健康障害を防止するための措置、衛生教育の実施、健康診断の実施に関する事務、労働災害の原因調査と再発防止対策など、業務範囲は法令で列挙されています。ただしこれらの多くは「事業者を補佐する」立場での実務であり、最終的な経営判断や罰則の主体は事業者側にあります。

兼務による負担の実態

多くの中小事業場では、衛生管理者は総務や人事の担当者が本業と兼務する形で選任されます。専任の産業保健スタッフがいない場合、巡視や書類作成の時間を自分で確保する必要があり、「名ばかり管理者」として業務量だけが増えるという不満が生まれやすいポイントです。

選任を断ることはできるのか

ここが最も気になる部分だと思いますが、正直に言うと一律の正解はありません。以下の観点は判断材料として持っておくと役立ちます。

  • 就業規則や雇用契約に安全衛生業務への従事が明記されているか
  • 打診の時点で「業務命令」なのか「打診・相談」なのかが曖昧なまま進んでいないか
  • 資格手当や業務時間の調整など、負担に見合う処遇が用意されているか
  • 会社に他に選任可能な有資格者が本当にいないのか

これらを整理した上で、まずは上司や人事担当と、負担軽減策(業務時間の一部免除・手当の追加など)を交渉するのが現実的な第一歩です。一方的に「できません」と拒否するのではなく、条件面の調整を提案する方が話がまとまりやすい傾向があります。
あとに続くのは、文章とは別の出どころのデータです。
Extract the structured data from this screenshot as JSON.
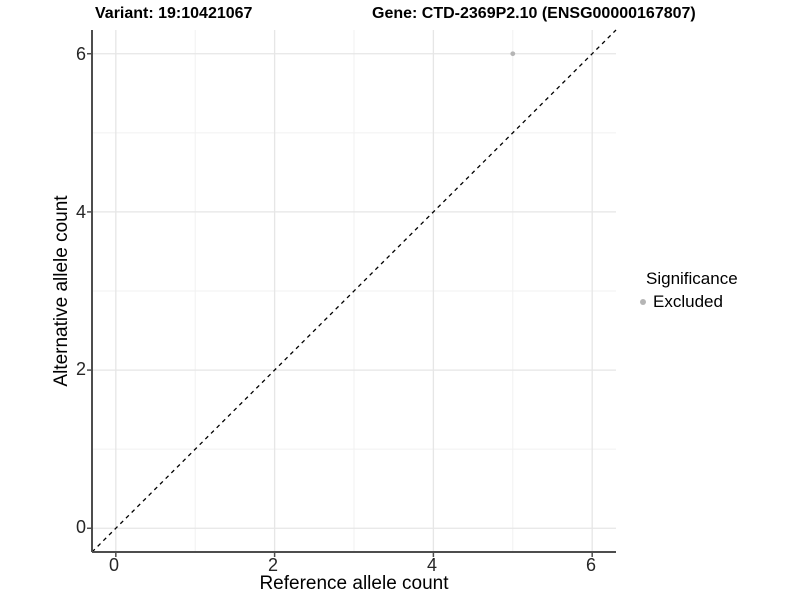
{
  "titles": {
    "variant": "Variant: 19:10421067",
    "gene": "Gene: CTD-2369P2.10 (ENSG00000167807)"
  },
  "axes": {
    "x": {
      "label": "Reference allele count",
      "ticks": [
        "0",
        "2",
        "4",
        "6"
      ]
    },
    "y": {
      "label": "Alternative allele count",
      "ticks": [
        "0",
        "2",
        "4",
        "6"
      ]
    }
  },
  "legend": {
    "title": "Significance",
    "items": [
      {
        "label": "Excluded",
        "color": "#b5b5b5"
      }
    ]
  },
  "chart_data": {
    "type": "scatter",
    "title": "Variant: 19:10421067 / Gene: CTD-2369P2.10 (ENSG00000167807)",
    "xlabel": "Reference allele count",
    "ylabel": "Alternative allele count",
    "xlim": [
      -0.3,
      6.3
    ],
    "ylim": [
      -0.3,
      6.3
    ],
    "grid": {
      "major": [
        0,
        2,
        4,
        6
      ],
      "minor": [
        1,
        3,
        5
      ]
    },
    "series": [
      {
        "name": "Excluded",
        "color": "#b5b5b5",
        "points": [
          {
            "x": 5,
            "y": 6
          }
        ]
      }
    ],
    "reference_line": {
      "type": "identity",
      "style": "dashed",
      "color": "#000000"
    },
    "colors": {
      "axis_line": "#4d4d4d",
      "grid_major": "#e6e6e6",
      "grid_minor": "#f1f1f1",
      "tick_text": "#262626"
    }
  }
}
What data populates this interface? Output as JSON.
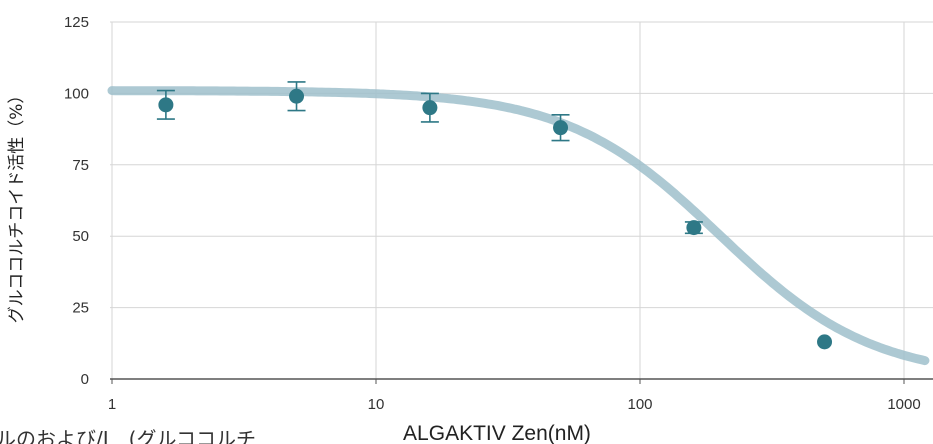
{
  "chart_data": {
    "type": "scatter",
    "title": "",
    "xlabel": "ALGAKTIV Zen(nM)",
    "ylabel": "グルココルチコイド活性（%）",
    "x_scale": "log",
    "xlim": [
      1,
      1200
    ],
    "ylim": [
      0,
      125
    ],
    "x_ticks": [
      1,
      10,
      100,
      1000
    ],
    "x_tick_labels": [
      "1",
      "10",
      "100",
      "1000"
    ],
    "y_ticks": [
      0,
      25,
      50,
      75,
      100,
      125
    ],
    "y_tick_labels": [
      "0",
      "25",
      "50",
      "75",
      "100",
      "125"
    ],
    "grid": true,
    "legend": "none",
    "series": [
      {
        "x": [
          1.6,
          5,
          16,
          50,
          160,
          500
        ],
        "y": [
          96,
          99,
          95,
          88,
          53,
          13
        ],
        "error": [
          5,
          5,
          5,
          4.5,
          2,
          0
        ]
      }
    ],
    "fit_curve": {
      "type": "sigmoid",
      "x_range": [
        1,
        1200
      ]
    },
    "colors": {
      "point": "#2e7886",
      "curve": "#9fc0cb",
      "grid": "#d6d6d6",
      "axis": "#555555"
    }
  },
  "footer_cutoff_text": "ルのおよび/I　(グルココルチ"
}
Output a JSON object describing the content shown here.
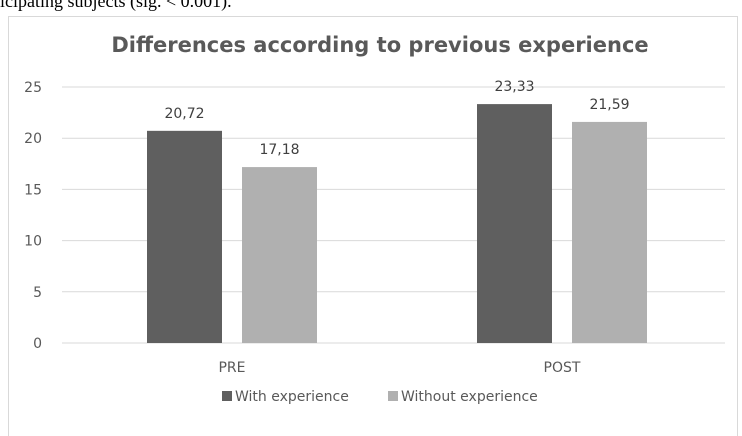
{
  "document": {
    "text_above": "icipating subjects (sig. < 0.001)."
  },
  "chart_data": {
    "type": "bar",
    "title": "Differences according to previous experience",
    "categories": [
      "PRE",
      "POST"
    ],
    "series": [
      {
        "name": "With experience",
        "values": [
          20.72,
          23.33
        ],
        "labels": [
          "20,72",
          "23,33"
        ],
        "color": "#5f5f5f"
      },
      {
        "name": "Without experience",
        "values": [
          17.18,
          21.59
        ],
        "labels": [
          "17,18",
          "21,59"
        ],
        "color": "#b0b0b0"
      }
    ],
    "ylim": [
      0,
      25
    ],
    "yticks": [
      "0",
      "5",
      "10",
      "15",
      "20",
      "25"
    ],
    "grid": true,
    "legend": "bottom",
    "xlabel": "",
    "ylabel": ""
  }
}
交渉が難航する、あるいは選任に伴う負担が労働条件の実質的な変更に相当すると感じる場合は、社会保険労務士や最寄りの労働局・労働基準監督署への相談を検討してください。個別の雇用契約や就業規則の内容によって結論が変わるため、本記事のような一般論ではなく、専門家による契約内容の確認が必要な領域です。

Syllabus Hack Points

資格取得のための学習と同じように、選任後に直面する法律用語や実務規程も、AIを使えば理解のスピードが大きく変わります。

たとえば、以下のように使うと自分の状況を整理しやすくなります。

労働安全衛生法における衛生管理者の職務内容と、事業者との責任分担の考え方を、なぜそう定められているのか背景から教えてください。
私は選任の打診を受けており、業務負担が心配です。就業規則や雇用契約のどの部分を確認すべきか、チェックすべき論点を洗い出してください。

条文を読んで自力で解釈するには時間がかかりますが、AIに背景から対話形式で確認することで、専門家に相談する前の論点整理が数分で済みます。ここで得た理解は、社労士や労働局に相談する際にも「何を聞くべきか」を明確にする土台になります。


まとめ

衛生管理者の選任は事業者側の法的義務であり、選任される個人に一方的な拒否権があるとは言い切れません。しかし、選任後の職場巡視や労働災害防止措置といった責任の中身を正しく理解すれば、漠然とした不安を具体的な交渉材料に変えることができます。

負担が明らかに過大だと感じる場合は、感情的に拒否するのではなく、業務時間や処遇の調整を会社に提案し、それでも解決しない場合は社会保険労務士や労働局といった専門家に相談することが、最も現実的で確実な進め方です。